Spaghetti Squash (Raw) – Nutritional Information
Spaghetti squash, a delightful and versatile vegetable, is a low-calorie option that can be used in various culinary creations. Its mild flavor and unique texture make it an excellent substitute for pasta in many dishes. Below is a detailed breakdown of the nutritional profile of raw spaghetti squash:
Nutritional Information for Raw Spaghetti Squash
Nutrient | Amount per 100g |
---|---|
Energy | 31 kcal |
Protein | 0.64 g |
Total Fat | 0.57 g |
Saturated Fat | 0.12 g |
Carbohydrates | 6.91 g |
Dietary Fiber | 1.5 g |
Sugars | 2.76 g |
Calcium | 23 mg |
Iron | 0.31 mg |
Magnesium | 12 mg |
Phosphorus | 12 mg |
Potassium | 108 mg |
Sodium | 17 mg |
Zinc | 0.19 mg |
Copper | 0.037 mg |
Manganese | 0.125 mg |
Selenium | 0.3 mcg |
Vitamin C | 2.1 mg |
Thiamin (B1) | 0.037 mg |
Riboflavin (B2) | 0.018 mg |
Niacin (B3) | 0.95 mg |
Vitamin B6 | 0.101 mg |
Folate | 12 mcg |
Vitamin B12 | 0.0 mcg |
Vitamin A | 6 mcg |
Vitamin E | 0.13 mg |
Vitamin D2 | 0.0 mcg |
Health Benefits and Nutritional Highlights
- Low Calorie: With only 31 calories per 100 grams, spaghetti squash is an excellent option for those looking to maintain or lose weight while still enjoying hearty meals.
- Rich in Fiber: Containing 1.5 grams of dietary fiber per 100 grams, it supports healthy digestion and helps maintain a feeling of fullness.
- Good Source of Vitamin C: Spaghetti squash offers 2.1 mg of vitamin C, which helps boost immunity and promotes healthy skin.
- Potassium-Rich: Providing 108 mg of potassium, it contributes to maintaining proper heart and muscle function.
- Low in Fat: The squash is incredibly low in fat (0.57 g), making it a heart-healthy addition to your diet.
- High in Carbohydrates: With 6.91 grams of carbohydrates, it provides a natural source of energy, perfect for active individuals.
Allergen Information
Spaghetti squash is naturally allergen-free and safe for most individuals, including those with common food allergies.
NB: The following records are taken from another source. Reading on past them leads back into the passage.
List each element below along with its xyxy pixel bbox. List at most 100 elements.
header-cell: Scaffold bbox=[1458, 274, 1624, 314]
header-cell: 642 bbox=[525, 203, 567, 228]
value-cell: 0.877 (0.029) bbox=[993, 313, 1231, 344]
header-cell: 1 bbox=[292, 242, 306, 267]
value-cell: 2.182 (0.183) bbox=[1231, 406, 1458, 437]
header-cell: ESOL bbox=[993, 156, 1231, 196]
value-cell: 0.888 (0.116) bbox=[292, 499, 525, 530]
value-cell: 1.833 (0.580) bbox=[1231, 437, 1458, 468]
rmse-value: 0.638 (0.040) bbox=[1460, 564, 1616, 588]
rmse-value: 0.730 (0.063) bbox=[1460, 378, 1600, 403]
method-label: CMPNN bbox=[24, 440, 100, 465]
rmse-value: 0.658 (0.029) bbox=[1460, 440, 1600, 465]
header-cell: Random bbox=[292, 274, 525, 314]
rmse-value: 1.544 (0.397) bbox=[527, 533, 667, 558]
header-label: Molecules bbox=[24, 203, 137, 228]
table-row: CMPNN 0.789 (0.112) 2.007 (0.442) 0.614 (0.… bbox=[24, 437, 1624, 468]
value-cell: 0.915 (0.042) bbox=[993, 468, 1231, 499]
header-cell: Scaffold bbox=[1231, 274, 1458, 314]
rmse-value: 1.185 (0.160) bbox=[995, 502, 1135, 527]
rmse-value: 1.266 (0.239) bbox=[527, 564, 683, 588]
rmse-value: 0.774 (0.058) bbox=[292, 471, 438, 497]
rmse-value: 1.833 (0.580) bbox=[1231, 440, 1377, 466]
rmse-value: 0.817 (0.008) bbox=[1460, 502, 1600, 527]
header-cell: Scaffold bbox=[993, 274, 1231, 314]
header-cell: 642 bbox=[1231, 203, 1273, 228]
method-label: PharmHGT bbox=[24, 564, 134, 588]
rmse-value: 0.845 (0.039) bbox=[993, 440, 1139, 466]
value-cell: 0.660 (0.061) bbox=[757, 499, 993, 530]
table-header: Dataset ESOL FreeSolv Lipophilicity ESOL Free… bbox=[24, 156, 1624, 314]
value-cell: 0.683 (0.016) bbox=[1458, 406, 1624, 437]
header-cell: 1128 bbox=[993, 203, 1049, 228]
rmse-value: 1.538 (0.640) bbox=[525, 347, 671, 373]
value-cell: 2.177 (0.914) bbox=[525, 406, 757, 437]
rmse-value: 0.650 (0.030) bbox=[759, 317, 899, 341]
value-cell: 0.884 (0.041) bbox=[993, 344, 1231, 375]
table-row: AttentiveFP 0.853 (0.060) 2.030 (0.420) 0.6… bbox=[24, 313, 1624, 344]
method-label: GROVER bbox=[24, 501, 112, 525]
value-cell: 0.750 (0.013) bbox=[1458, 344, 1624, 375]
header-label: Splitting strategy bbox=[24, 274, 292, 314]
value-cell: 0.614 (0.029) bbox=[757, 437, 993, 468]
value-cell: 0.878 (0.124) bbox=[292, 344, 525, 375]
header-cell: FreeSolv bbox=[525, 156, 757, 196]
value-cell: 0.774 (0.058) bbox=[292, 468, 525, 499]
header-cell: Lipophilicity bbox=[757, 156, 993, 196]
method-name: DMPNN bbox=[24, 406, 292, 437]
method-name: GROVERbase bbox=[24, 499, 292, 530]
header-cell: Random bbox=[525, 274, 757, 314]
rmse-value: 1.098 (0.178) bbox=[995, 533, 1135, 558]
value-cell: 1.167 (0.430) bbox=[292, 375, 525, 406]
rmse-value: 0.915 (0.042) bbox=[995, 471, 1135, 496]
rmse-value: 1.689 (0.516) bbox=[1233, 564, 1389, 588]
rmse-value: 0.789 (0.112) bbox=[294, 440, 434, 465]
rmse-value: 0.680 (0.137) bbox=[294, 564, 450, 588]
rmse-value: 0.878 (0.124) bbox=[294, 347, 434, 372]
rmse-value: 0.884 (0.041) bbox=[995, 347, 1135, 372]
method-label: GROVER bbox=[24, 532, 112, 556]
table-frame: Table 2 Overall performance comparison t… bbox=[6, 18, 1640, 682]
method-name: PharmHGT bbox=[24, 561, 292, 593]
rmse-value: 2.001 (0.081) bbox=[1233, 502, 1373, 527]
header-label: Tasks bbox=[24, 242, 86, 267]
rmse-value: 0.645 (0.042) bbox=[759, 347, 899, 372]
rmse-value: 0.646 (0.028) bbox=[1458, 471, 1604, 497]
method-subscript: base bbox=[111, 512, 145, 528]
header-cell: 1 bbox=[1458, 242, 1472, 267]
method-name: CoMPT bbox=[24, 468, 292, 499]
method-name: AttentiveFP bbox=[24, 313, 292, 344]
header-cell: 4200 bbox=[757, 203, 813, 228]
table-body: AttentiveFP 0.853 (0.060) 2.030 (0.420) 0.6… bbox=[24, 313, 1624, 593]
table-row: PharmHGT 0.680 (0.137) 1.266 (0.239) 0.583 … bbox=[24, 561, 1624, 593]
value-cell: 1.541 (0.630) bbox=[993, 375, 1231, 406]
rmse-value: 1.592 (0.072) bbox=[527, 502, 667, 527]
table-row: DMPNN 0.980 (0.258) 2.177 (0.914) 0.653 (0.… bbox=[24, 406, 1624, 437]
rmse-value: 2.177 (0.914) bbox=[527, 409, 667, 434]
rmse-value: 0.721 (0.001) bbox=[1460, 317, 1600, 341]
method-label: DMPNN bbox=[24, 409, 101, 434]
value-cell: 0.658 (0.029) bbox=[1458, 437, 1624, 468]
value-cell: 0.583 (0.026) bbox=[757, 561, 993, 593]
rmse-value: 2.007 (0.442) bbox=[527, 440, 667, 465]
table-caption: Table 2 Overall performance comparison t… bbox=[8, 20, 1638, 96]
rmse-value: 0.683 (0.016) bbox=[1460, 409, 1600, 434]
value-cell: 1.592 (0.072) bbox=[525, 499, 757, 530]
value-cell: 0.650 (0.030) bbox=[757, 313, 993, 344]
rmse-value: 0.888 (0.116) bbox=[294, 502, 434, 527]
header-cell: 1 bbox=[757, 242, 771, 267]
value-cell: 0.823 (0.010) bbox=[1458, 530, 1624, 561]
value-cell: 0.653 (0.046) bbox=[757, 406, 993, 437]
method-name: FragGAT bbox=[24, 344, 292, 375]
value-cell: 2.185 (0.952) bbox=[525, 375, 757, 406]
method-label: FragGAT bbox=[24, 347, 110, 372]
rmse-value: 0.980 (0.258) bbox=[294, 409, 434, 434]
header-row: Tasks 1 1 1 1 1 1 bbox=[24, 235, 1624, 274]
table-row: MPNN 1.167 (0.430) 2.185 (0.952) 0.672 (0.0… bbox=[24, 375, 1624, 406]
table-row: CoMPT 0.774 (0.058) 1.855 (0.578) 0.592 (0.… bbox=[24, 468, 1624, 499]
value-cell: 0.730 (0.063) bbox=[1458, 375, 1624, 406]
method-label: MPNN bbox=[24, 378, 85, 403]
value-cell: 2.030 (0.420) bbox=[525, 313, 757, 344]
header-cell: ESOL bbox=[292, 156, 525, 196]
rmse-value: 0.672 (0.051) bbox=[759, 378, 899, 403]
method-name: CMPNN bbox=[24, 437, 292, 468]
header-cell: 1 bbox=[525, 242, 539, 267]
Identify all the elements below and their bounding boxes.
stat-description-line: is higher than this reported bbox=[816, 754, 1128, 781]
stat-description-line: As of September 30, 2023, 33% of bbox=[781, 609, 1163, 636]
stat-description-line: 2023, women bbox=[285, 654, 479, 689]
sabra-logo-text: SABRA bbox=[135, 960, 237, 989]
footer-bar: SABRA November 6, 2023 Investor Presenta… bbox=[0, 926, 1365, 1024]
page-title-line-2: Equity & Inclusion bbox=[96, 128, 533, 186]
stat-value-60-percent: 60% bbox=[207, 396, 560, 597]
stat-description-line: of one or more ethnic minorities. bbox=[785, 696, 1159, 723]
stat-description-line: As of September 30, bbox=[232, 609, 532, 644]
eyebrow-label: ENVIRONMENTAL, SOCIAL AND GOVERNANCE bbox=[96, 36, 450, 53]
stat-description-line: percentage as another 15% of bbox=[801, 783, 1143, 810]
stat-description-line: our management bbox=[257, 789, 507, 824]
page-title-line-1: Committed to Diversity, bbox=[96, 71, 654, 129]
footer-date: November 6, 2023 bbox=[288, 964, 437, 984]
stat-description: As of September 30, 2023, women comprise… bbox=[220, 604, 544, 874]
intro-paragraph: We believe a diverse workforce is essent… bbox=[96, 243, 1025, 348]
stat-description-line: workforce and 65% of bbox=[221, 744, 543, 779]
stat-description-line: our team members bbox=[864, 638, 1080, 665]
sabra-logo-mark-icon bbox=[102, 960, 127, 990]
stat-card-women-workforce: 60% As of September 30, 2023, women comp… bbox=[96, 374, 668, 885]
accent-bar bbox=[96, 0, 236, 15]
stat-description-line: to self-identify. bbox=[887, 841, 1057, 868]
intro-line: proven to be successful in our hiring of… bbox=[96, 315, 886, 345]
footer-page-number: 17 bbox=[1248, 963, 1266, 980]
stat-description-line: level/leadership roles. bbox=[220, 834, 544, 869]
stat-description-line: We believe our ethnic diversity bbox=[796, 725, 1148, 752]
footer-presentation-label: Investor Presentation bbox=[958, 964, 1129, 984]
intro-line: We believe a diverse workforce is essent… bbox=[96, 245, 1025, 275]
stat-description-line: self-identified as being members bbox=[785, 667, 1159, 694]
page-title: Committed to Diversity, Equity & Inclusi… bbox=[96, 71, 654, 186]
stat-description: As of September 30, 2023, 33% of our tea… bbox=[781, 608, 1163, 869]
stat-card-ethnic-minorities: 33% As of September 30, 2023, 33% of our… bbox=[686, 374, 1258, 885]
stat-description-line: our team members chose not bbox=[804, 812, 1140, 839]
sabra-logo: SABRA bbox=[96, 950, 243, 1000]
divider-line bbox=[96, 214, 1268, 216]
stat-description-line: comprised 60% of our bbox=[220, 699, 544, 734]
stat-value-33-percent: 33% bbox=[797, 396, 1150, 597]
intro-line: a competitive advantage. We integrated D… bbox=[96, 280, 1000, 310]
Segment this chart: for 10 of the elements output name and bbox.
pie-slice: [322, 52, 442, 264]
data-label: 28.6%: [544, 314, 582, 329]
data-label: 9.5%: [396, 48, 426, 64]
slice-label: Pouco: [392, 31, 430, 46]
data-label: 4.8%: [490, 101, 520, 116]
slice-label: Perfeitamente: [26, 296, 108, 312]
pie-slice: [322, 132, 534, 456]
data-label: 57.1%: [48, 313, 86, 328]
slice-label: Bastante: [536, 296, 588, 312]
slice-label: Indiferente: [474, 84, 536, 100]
It is gluten-free, dairy-free, and nut-free, making it an excellent option for people with various dietary restrictions.
Dietary Preferences
- Gluten-Free: A perfect choice for those following a gluten-free diet or those with gluten sensitivity.
- Low-Carb: Although higher in carbs than some vegetables, spaghetti squash remains a relatively low-carb option compared to traditional pasta, making it suitable for those on low-carb or ketogenic diets.
- Vegan & Vegetarian: It is 100% plant-based and works well for both vegans and vegetarians.
- Paleo-Friendly: With its natural, whole-food composition, spaghetti squash fits well into paleo meal plans.
- Diabetic-Friendly: Due to its low glycemic index and moderate carbohydrate content, it can be consumed in moderation by individuals managing blood sugar levels.
Cooking Tips and Advice
Spaghetti squash is easy to prepare and can be enjoyed in a variety of dishes. To cook spaghetti squash:
- Roast: Slice the squash in half lengthwise, remove the seeds, and roast in the oven at 375°F (190°C) for 40-50 minutes. Once tender, use a fork to scrape the flesh into noodle-like strands.
- Microwave: Place the squash in the microwave whole (pierce the skin with a fork to allow steam to escape). Microwave on high for 8-12 minutes, depending on the size of the squash, then slice and remove the seeds.
- Stovetop: You can also sauté or steam the squash, though roasting is generally the most popular method to achieve the “noodle” texture.
Spaghetti squash can be served as a pasta substitute, topped with your favorite sauce or used in soups, casseroles, and salads. Its mild flavor allows it to pair well with both savory and sweet dishes.
Conclusion
Spaghetti squash is a nutritious, versatile, and low-calorie vegetable that provides a variety of essential nutrients while remaining light on the stomach. Its adaptability in the kitchen makes it an excellent choice for individuals following various dietary preferences, from gluten-free to low-carb and vegan. Whether you’re replacing traditional pasta or looking for a new way to incorporate more vegetables into your meals, spaghetti squash is a delicious and healthy option worth adding to your recipe repertoire.